Wernick revealed that, at one point, they envisioned this scene to involve all of the Avengers in the same room, hilariously enough. As he explained:

“We haven’t told anybody this, but there was a version of that scene very, very early on that wasn’t written, but was conceived, that had all the Avengers in the room. And Wade was rejected and then he dressed all the Avengers down in a way only Deadpool could do.”

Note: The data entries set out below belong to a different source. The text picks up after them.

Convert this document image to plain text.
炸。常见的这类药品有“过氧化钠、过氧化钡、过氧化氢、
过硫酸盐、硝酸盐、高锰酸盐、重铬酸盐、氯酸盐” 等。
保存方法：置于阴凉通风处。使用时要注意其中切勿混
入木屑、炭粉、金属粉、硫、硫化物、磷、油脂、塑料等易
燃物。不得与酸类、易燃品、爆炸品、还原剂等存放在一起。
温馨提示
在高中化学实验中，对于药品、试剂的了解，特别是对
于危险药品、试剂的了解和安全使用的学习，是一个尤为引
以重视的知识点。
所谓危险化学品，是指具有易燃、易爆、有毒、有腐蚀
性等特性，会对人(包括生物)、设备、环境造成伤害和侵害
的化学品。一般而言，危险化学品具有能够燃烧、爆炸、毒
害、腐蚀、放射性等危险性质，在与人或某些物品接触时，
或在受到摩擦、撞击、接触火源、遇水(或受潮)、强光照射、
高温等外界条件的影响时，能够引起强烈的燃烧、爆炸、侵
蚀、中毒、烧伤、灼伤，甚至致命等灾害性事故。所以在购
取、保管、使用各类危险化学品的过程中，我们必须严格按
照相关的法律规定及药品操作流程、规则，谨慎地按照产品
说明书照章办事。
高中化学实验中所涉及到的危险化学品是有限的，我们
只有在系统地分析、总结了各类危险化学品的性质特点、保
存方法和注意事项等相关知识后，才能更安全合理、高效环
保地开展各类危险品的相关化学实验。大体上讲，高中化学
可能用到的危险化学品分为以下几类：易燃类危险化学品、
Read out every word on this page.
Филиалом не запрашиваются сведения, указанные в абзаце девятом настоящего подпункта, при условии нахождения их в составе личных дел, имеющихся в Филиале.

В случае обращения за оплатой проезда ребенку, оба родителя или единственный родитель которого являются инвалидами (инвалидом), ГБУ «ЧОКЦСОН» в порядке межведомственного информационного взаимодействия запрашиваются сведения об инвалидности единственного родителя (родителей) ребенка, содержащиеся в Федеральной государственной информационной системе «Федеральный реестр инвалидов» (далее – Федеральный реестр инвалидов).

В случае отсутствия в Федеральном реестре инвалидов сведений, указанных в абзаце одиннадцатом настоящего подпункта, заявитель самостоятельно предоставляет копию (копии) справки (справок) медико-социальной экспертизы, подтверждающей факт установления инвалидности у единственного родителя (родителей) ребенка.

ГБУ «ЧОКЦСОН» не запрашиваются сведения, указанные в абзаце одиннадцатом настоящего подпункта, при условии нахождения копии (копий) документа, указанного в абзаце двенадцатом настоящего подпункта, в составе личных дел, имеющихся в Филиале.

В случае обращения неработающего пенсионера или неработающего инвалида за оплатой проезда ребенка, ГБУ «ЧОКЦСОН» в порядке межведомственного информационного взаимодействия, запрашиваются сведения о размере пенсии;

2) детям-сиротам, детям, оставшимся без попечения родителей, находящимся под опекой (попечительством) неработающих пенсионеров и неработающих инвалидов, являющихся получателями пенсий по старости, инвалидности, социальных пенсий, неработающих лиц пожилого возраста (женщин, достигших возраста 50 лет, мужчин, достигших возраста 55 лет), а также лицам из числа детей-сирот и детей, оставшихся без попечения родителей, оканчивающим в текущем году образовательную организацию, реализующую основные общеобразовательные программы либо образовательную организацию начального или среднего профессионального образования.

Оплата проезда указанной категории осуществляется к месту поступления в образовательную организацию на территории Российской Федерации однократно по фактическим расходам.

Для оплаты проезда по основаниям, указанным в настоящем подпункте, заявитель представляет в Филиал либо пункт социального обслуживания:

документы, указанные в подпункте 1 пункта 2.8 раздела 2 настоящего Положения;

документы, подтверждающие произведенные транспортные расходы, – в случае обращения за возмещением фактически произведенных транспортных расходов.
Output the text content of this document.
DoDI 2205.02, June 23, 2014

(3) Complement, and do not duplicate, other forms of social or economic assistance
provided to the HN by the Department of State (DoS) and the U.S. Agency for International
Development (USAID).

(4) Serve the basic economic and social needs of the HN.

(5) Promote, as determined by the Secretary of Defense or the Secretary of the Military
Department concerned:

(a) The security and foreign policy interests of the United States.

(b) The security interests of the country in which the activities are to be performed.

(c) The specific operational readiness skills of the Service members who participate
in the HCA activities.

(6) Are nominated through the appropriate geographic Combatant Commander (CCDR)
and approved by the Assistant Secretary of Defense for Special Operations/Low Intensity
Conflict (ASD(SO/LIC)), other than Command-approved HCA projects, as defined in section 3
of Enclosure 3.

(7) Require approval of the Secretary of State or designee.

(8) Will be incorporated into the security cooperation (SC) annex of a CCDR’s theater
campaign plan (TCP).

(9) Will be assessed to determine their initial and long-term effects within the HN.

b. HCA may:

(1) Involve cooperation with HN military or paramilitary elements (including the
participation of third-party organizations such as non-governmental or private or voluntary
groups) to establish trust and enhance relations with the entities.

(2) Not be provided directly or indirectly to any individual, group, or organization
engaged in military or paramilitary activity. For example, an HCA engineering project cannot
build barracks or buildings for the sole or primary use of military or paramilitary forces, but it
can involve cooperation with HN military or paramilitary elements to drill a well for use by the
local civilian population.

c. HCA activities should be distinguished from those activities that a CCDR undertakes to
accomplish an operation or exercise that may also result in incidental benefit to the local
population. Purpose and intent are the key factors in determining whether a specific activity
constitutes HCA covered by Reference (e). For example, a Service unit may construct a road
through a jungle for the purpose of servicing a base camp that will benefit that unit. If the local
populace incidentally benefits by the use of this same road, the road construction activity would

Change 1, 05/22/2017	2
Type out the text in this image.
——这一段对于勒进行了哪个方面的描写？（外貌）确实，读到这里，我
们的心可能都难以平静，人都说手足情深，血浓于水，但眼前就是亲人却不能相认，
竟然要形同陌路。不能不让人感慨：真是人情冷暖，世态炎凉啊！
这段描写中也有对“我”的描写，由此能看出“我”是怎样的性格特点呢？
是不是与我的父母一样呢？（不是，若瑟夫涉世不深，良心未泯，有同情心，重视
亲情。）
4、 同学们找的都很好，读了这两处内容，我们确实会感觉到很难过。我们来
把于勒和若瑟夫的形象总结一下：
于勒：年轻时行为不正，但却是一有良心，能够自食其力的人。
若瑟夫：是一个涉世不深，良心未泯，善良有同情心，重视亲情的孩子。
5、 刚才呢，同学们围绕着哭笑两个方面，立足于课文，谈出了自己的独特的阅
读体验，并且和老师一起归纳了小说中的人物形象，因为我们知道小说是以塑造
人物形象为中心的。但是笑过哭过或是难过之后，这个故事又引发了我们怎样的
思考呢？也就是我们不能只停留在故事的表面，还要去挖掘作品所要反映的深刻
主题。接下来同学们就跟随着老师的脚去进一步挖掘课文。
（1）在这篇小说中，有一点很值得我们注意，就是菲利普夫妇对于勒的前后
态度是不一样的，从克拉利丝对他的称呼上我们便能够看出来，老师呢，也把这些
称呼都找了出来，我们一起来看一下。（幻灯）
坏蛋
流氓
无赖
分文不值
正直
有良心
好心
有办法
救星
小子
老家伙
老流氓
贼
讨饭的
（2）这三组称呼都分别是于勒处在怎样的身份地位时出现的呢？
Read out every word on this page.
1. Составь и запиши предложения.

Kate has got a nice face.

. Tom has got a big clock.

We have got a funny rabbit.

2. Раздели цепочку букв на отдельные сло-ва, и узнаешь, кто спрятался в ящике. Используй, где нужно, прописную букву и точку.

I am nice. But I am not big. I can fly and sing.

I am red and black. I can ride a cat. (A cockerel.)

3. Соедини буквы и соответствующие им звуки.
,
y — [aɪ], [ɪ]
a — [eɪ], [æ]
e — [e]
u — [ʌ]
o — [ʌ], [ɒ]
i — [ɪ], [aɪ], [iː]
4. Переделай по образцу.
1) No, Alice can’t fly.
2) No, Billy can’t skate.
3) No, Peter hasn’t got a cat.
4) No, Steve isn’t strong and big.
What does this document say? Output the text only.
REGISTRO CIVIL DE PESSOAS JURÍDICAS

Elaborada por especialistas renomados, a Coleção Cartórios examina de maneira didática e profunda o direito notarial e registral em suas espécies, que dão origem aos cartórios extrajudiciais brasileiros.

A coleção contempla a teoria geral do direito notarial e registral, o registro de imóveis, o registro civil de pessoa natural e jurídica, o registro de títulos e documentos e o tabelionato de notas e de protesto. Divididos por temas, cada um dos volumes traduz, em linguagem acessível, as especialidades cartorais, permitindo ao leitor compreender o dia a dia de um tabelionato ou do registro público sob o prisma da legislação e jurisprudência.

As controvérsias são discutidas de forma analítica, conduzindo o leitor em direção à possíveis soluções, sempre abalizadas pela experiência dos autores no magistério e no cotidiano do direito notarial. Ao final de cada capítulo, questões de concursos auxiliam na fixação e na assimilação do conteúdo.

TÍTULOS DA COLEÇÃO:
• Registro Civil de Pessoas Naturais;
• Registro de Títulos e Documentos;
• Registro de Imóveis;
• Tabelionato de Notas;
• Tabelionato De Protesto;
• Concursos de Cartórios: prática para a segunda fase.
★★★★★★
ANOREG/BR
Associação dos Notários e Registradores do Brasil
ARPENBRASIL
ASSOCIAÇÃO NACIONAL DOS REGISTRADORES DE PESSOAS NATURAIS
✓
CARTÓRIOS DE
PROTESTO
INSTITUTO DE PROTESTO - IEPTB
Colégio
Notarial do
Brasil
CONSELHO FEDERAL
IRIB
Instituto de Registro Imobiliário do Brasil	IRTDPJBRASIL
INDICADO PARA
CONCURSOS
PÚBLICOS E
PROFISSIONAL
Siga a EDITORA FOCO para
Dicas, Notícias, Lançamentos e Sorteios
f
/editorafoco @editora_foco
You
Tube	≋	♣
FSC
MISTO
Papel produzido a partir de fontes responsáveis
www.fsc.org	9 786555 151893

Can you even imagine? Reese chimed in to point out that, “[Wade] was going to get mad and basically attack each one of them in a vicious kind of way,” which likely would’ve involved some incredible one-liners and awfully off-color insults. Of course, this would’ve necessitated some serious scheduling problem-solving on the part of Marvel, to say nothing of figuring out how to allow for one more cameo appearance in each of the star’s contracts. There’s probably a good reason why this was ultimately abandoned (though at least Evans managed to appear as Johnny Storm).

“Deadpool & Wolverine” is now playing in theaters.